Çünkü ‘‘zeka geriliği’’ bir özürdür ve hayatta kimsenin özrüyle alay etmedim. Hiçbir özrü hakaret olarak kullanmadım.
Ben ‘‘aptal’’ derim ama senin öyle olmadığını da en iyi ben bilirim.
Beni üzen, senin milleti ve beni ‘‘aptal’’ yerine koyman.
Bu tartışmayı noktalamışsın.
Sen noktalamasan, dünkü yazından sonra ben noktalayacaktım.
Çünkü dün diyorsun ki: ‘‘Dinç Bilgin'in beş kuruşu yok. Hortumladıysa bu para nerede?’’
Ben bu cümle karşısında pes ettim. Neredeyse diyeceksin ki, Etibank'a nazar değdi o yüzden battı.
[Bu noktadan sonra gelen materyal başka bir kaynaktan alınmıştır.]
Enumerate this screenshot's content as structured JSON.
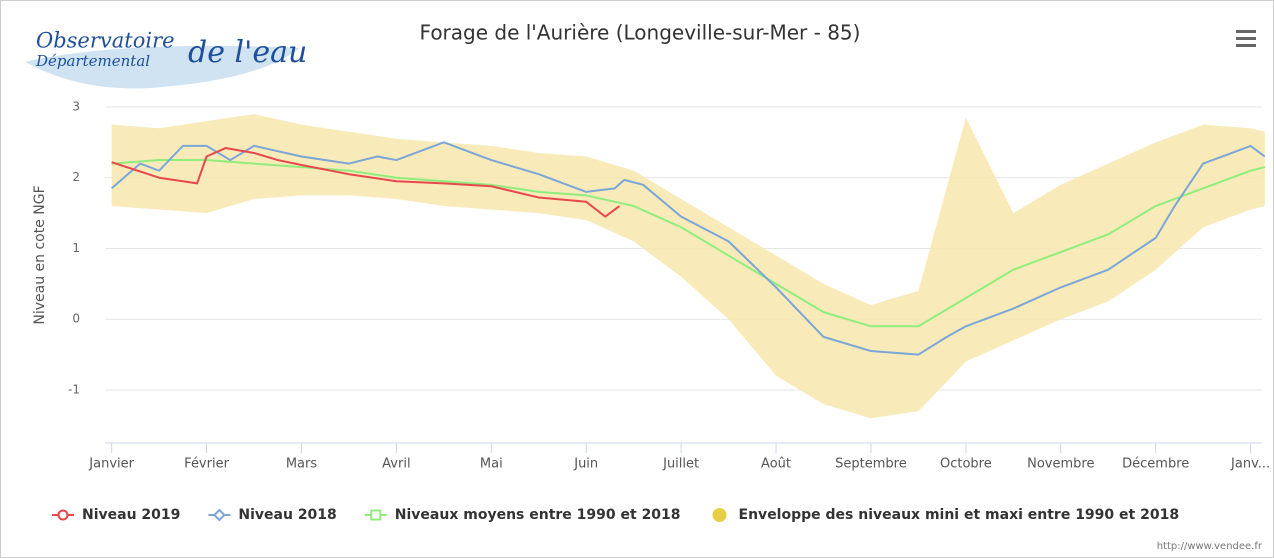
{
  "logo": {
    "line1": "Observatoire",
    "line2": "Départemental",
    "line3": "de l'eau"
  },
  "source": "http://www.vendee.fr",
  "chart_data": {
    "type": "line",
    "title": "Forage de l'Aurière (Longeville-sur-Mer - 85)",
    "ylabel": "Niveau en cote NGF",
    "xlim": [
      -0.07,
      12.12
    ],
    "xticks": [
      {
        "value": 0,
        "label": "Janvier"
      },
      {
        "value": 1,
        "label": "Février"
      },
      {
        "value": 2,
        "label": "Mars"
      },
      {
        "value": 3,
        "label": "Avril"
      },
      {
        "value": 4,
        "label": "Mai"
      },
      {
        "value": 5,
        "label": "Juin"
      },
      {
        "value": 6,
        "label": "Juillet"
      },
      {
        "value": 7,
        "label": "Août"
      },
      {
        "value": 8,
        "label": "Septembre"
      },
      {
        "value": 9,
        "label": "Octobre"
      },
      {
        "value": 10,
        "label": "Novembre"
      },
      {
        "value": 11,
        "label": "Décembre"
      },
      {
        "value": 12,
        "label": "Janv..."
      }
    ],
    "ylim": [
      -1.75,
      3
    ],
    "yticks": [
      -1,
      0,
      1,
      2,
      3
    ],
    "grid": true,
    "legend": "bottom",
    "envelope": {
      "name": "Enveloppe des niveaux mini et maxi entre 1990 et 2018",
      "color": "#f7e8ad",
      "legend_color": "#e6cf45",
      "x": [
        0,
        0.5,
        1,
        1.5,
        2,
        2.5,
        3,
        3.5,
        4,
        4.5,
        5,
        5.5,
        6,
        6.5,
        7,
        7.5,
        8,
        8.5,
        9,
        9.5,
        10,
        10.5,
        11,
        11.5,
        12,
        12.15
      ],
      "high": [
        2.75,
        2.7,
        2.8,
        2.9,
        2.75,
        2.65,
        2.55,
        2.5,
        2.45,
        2.35,
        2.3,
        2.1,
        1.7,
        1.3,
        0.9,
        0.5,
        0.2,
        0.4,
        2.85,
        1.5,
        1.9,
        2.2,
        2.5,
        2.75,
        2.7,
        2.65
      ],
      "low": [
        1.6,
        1.55,
        1.5,
        1.7,
        1.75,
        1.75,
        1.7,
        1.6,
        1.55,
        1.5,
        1.4,
        1.1,
        0.6,
        0.0,
        -0.8,
        -1.2,
        -1.4,
        -1.3,
        -0.6,
        -0.3,
        0.0,
        0.25,
        0.7,
        1.3,
        1.55,
        1.6
      ]
    },
    "series": [
      {
        "name": "Niveau 2019",
        "color": "#e8474d",
        "marker": "circle",
        "x": [
          0,
          0.5,
          0.75,
          0.9,
          1.0,
          1.2,
          1.5,
          1.75,
          2.0,
          2.5,
          3.0,
          3.5,
          4.0,
          4.5,
          5.0,
          5.2,
          5.35
        ],
        "values": [
          2.22,
          2.0,
          1.95,
          1.92,
          2.3,
          2.42,
          2.35,
          2.25,
          2.18,
          2.05,
          1.95,
          1.92,
          1.88,
          1.72,
          1.66,
          1.45,
          1.6
        ]
      },
      {
        "name": "Niveau 2018",
        "color": "#7ca6d8",
        "marker": "diamond",
        "x": [
          0,
          0.3,
          0.5,
          0.75,
          1.0,
          1.25,
          1.5,
          2.0,
          2.5,
          2.8,
          3.0,
          3.3,
          3.5,
          4.0,
          4.5,
          5.0,
          5.3,
          5.4,
          5.6,
          6.0,
          6.5,
          7.0,
          7.5,
          8.0,
          8.5,
          8.8,
          9.0,
          9.5,
          10.0,
          10.5,
          11.0,
          11.2,
          11.5,
          11.7,
          12.0,
          12.15
        ],
        "values": [
          1.85,
          2.2,
          2.1,
          2.45,
          2.45,
          2.25,
          2.45,
          2.3,
          2.2,
          2.3,
          2.25,
          2.4,
          2.5,
          2.25,
          2.05,
          1.8,
          1.85,
          1.97,
          1.9,
          1.45,
          1.1,
          0.45,
          -0.25,
          -0.45,
          -0.5,
          -0.25,
          -0.1,
          0.15,
          0.45,
          0.7,
          1.15,
          1.6,
          2.2,
          2.3,
          2.45,
          2.3
        ]
      },
      {
        "name": "Niveaux moyens entre 1990 et 2018",
        "color": "#90ed7d",
        "marker": "square",
        "x": [
          0,
          0.5,
          1,
          1.5,
          2,
          2.5,
          3,
          3.5,
          4,
          4.5,
          5,
          5.5,
          6,
          6.5,
          7,
          7.5,
          8,
          8.5,
          9,
          9.5,
          10,
          10.5,
          11,
          11.5,
          12,
          12.15
        ],
        "values": [
          2.2,
          2.25,
          2.25,
          2.2,
          2.15,
          2.1,
          2.0,
          1.95,
          1.9,
          1.8,
          1.75,
          1.6,
          1.3,
          0.9,
          0.5,
          0.1,
          -0.1,
          -0.1,
          0.3,
          0.7,
          0.95,
          1.2,
          1.6,
          1.85,
          2.1,
          2.15
        ]
      }
    ]
  }
}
Oysa dünyanın en pahalı yatlarına, lüks jetlerden bir filoya, Adnan Kaşıkçı'yı bile gölgede bırakacak bir ihtişama harcanan parayı Türk halkı yıllarca izledi.
Bu arada o gazetenin çalışanlarından bazıları da çok ama çok zengin oldu.
Kalan var ise nerede olduğunu bana değil, o çok sevdiğin ama yaklaşık 1 milyar doları ne yaptığını senin de bilmediğin patronun Dinç Bilgin'e sor.
Bu konuda kimseye bilgi vermiyor ama belki sana verir.
Sabah'ı batırmaya gelince. Sabah'ın yaşamasını ben senden çok isterim.
Çünkü hepimiz için bir kapıdır.
Bak en iyisi şöyle olsun.
Başarılı bir işadamı, hesabını kitabını iyi bilen bir adam olarak tanıdığım Turgay Ciner, otursun BDDK ile anlaşsın.
Sabah ve ATV'ye rayiç değerler üzerinden bir fiyat biçilsin.
Turgay Bey bu parayı uygun bir vadede BDDK'ya ödesin.
Bu para borçtan düşülsün.
Kalan borcu da Dinç Bilgin ödemeye çalışsın.
Böylece Sabah Gazetesi de yaşasın, devlet de alacağının en azından bir bölümünü tahsil etsin.
Ben buna varım Hıncal Abi. Ama Dinç Bilgin'in paraları ne yaptığını bana sorma. Yıllardır onun yakınında sen vardın. Ben değil.